Une Japonaise a porté plainte contre Google en découvrant que ses petites culottes et autres soutiens-gorge étaient exposés sur Google Street View. Elle les faisait sécher sur le rebord de sa fenêtre au moment où la photo de son appartement a été prise.

L’affaire est ridicule. Selon Digital Spy, qui cite le quotidien nippon Mainichi, une femme japonaise aurait décidé de porter plainte contre Google après avoir découvert que sa lingerie fine était visible sur le service Street View du moteur de recherche. Elle réclamerait 600 000 yens (environ 5 450 euros) de dommages et intérêt.

La femme aurait assuré au tribunal s’être sentie « envahie d’anxiété à l’idée qu'(elle) puisse être la cible d’un crime sexuel ». « Ca m’a coûté mon emploi, et j’ai dû changer de domicile », aurait-elle déclaré au juge, sans qu’on sache précisément si la plaignante a effectivement été victime d’une quelconque forme de harcèlement, ou si elle est juste excessivement paranoïaque. Digital Spy parle tout de même de trouble obsessionnel compulsif, et raconte qu’elle croit désormais que tout ce qu’elle fait est filmé.

« Je pourrais comprendre si c’était juste une photo de l’extérieur de l’appartement, mais montrer les sous-vêtements d’une personne étendus à l’extérieur est totalement inacceptable« , a-t-elle plaidé.

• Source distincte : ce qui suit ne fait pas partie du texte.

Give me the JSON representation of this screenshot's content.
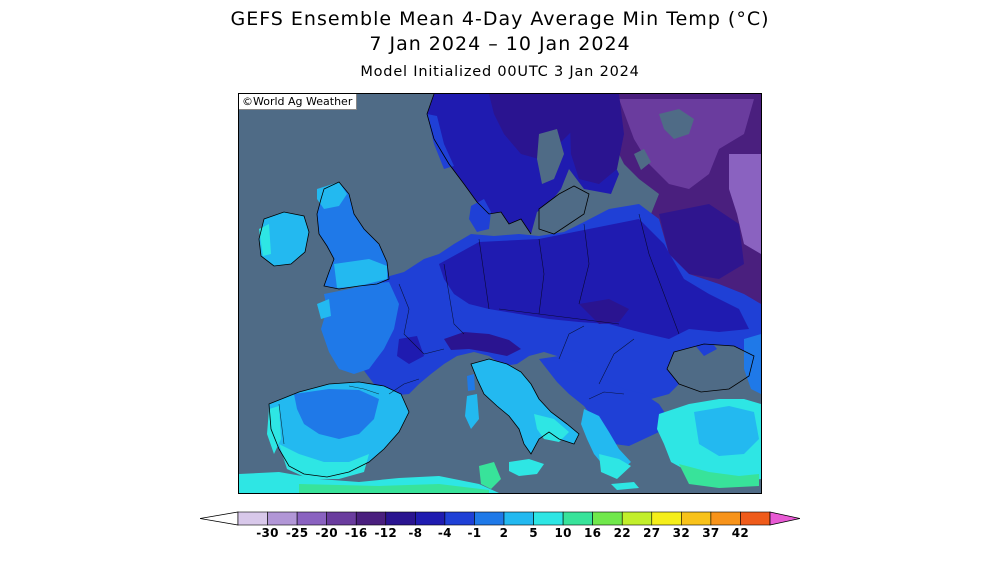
{
  "title_line1": "GEFS Ensemble Mean 4-Day Average Min Temp (°C)",
  "title_line2": "7 Jan 2024 – 10 Jan 2024",
  "subtitle": "Model Initialized 00UTC 3 Jan 2024",
  "copyright": "©World Ag Weather",
  "colors": {
    "sea": "#4f6b86",
    "scale": [
      "#d8c8ea",
      "#b196d6",
      "#8a62c0",
      "#6a3c9e",
      "#4a1f7e",
      "#2a1490",
      "#1f1bb0",
      "#1f40d6",
      "#1f79e8",
      "#23b9f0",
      "#2ee6e4",
      "#38e39a",
      "#70e84b",
      "#c2ef2b",
      "#f5ee1a",
      "#f8c21a",
      "#f7931a",
      "#ef5b1a",
      "#e01e2c",
      "#e11088",
      "#e85ad4"
    ]
  },
  "legend": {
    "ticks": [
      "-30",
      "-25",
      "-20",
      "-16",
      "-12",
      "-8",
      "-4",
      "-1",
      "2",
      "5",
      "10",
      "16",
      "22",
      "27",
      "32",
      "37",
      "42"
    ]
  }
}
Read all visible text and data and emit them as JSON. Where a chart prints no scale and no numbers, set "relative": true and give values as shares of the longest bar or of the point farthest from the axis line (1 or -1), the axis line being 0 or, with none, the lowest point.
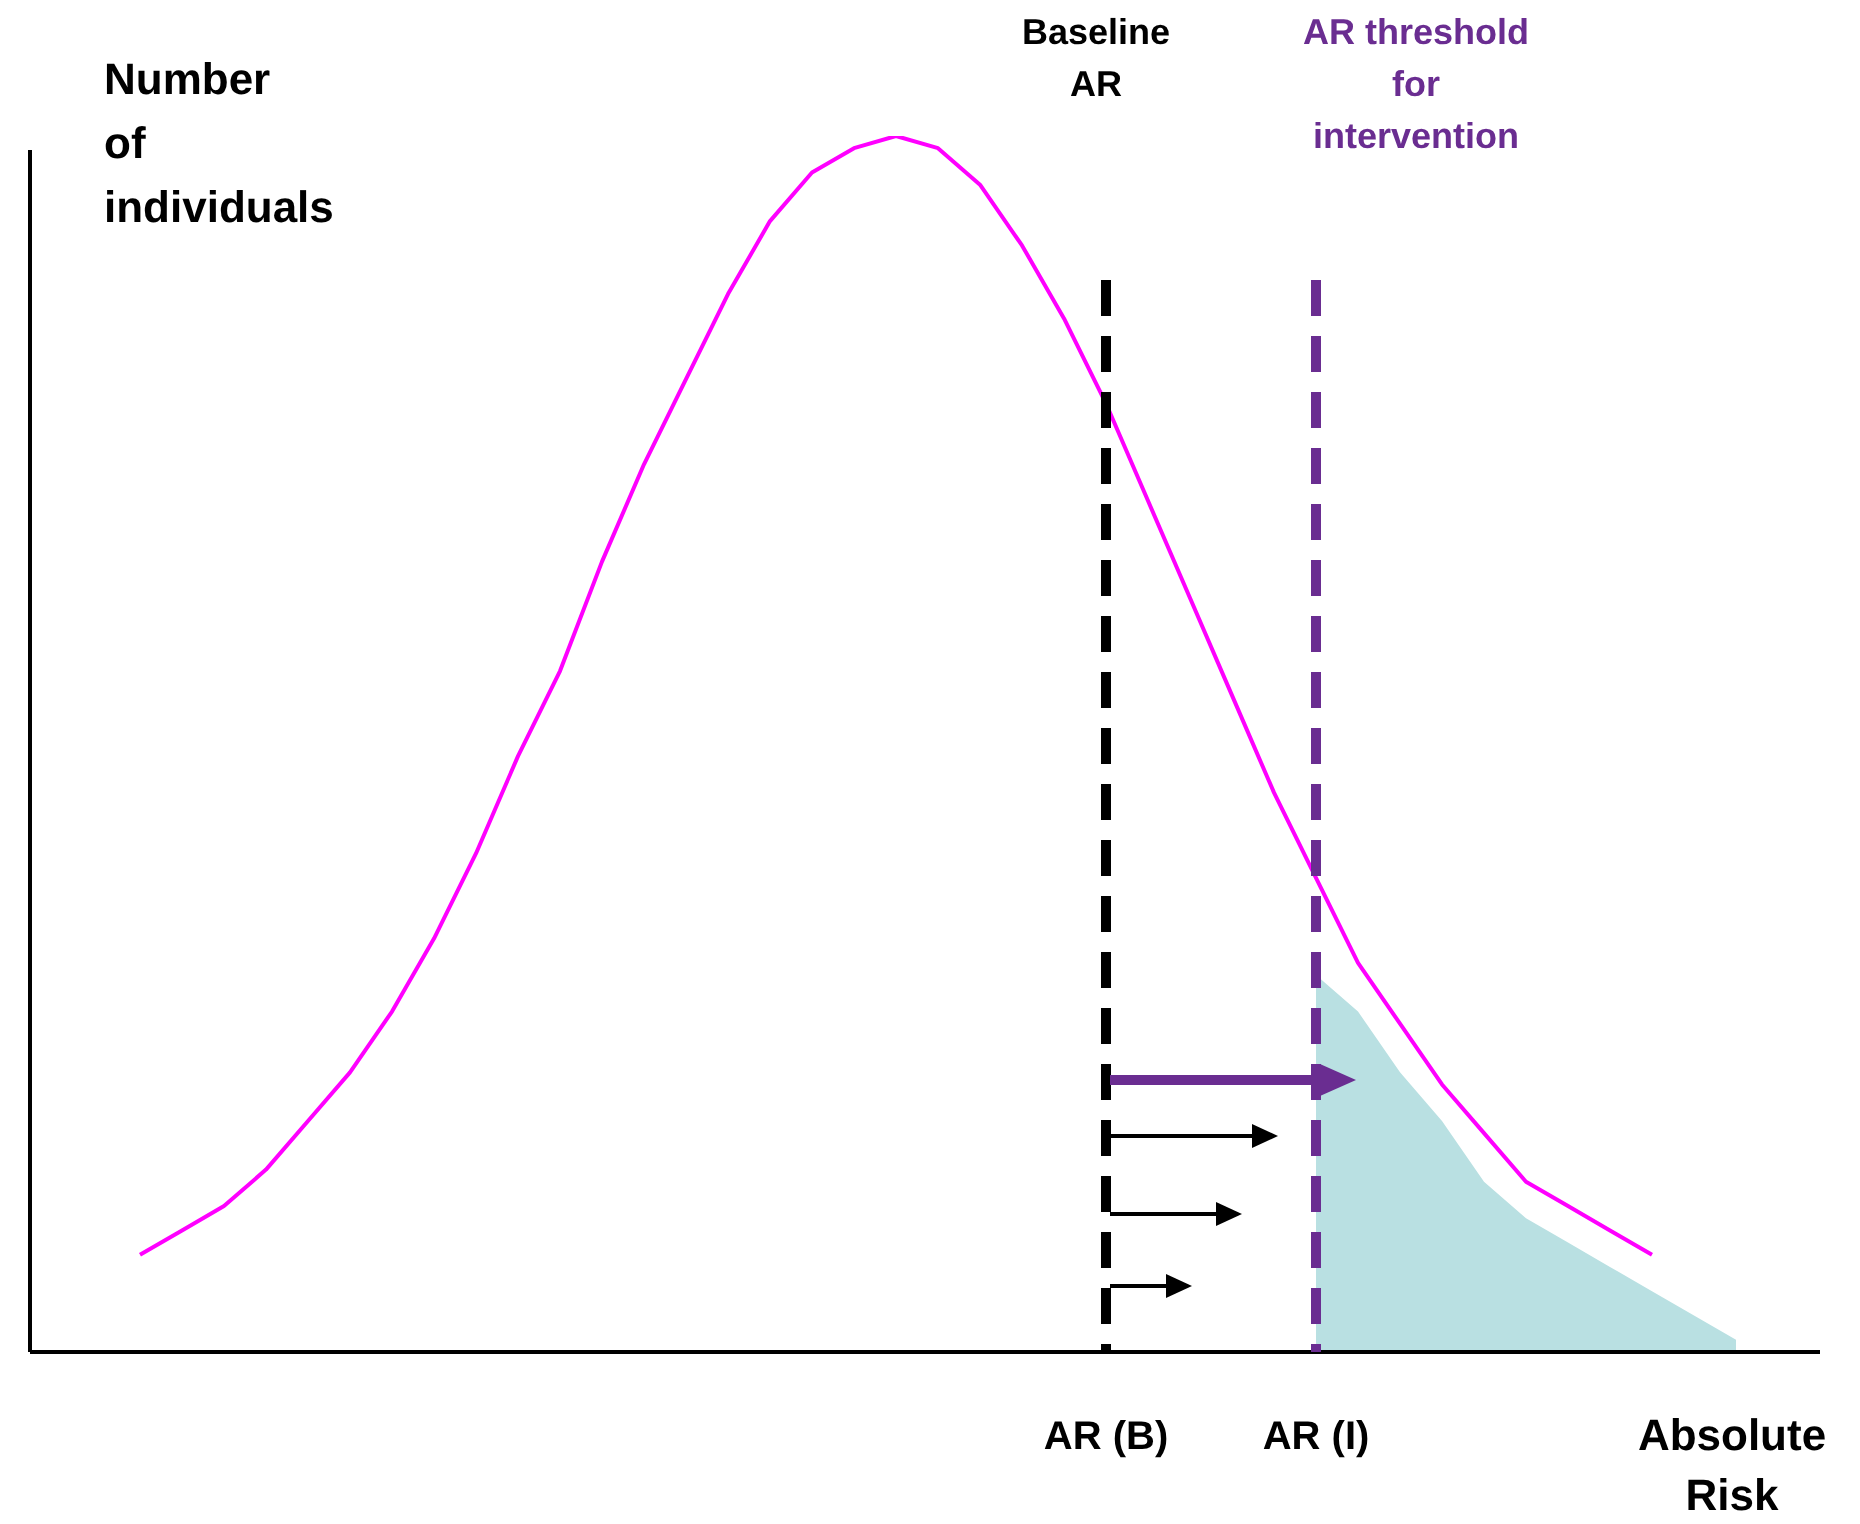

Dans ce cas, peut-être aurait-elle dû étendre son linge chez elle, ou utiliser si possible un sèche linge… Mais l’on ne peut reprocher à Google de prendre en photo ce qu’une habitante a bien voulu exposer de son intimité, même si elle pensait alors que seuls les passants dans sa rue le verraient. Il ne s’agit pas du tout du même type de violation de la vie privée que celle qui a vu la victoire en justice d’un couple d’Américains, dont la résidence avait été photographiée par une Google Car depuis un chemin privé.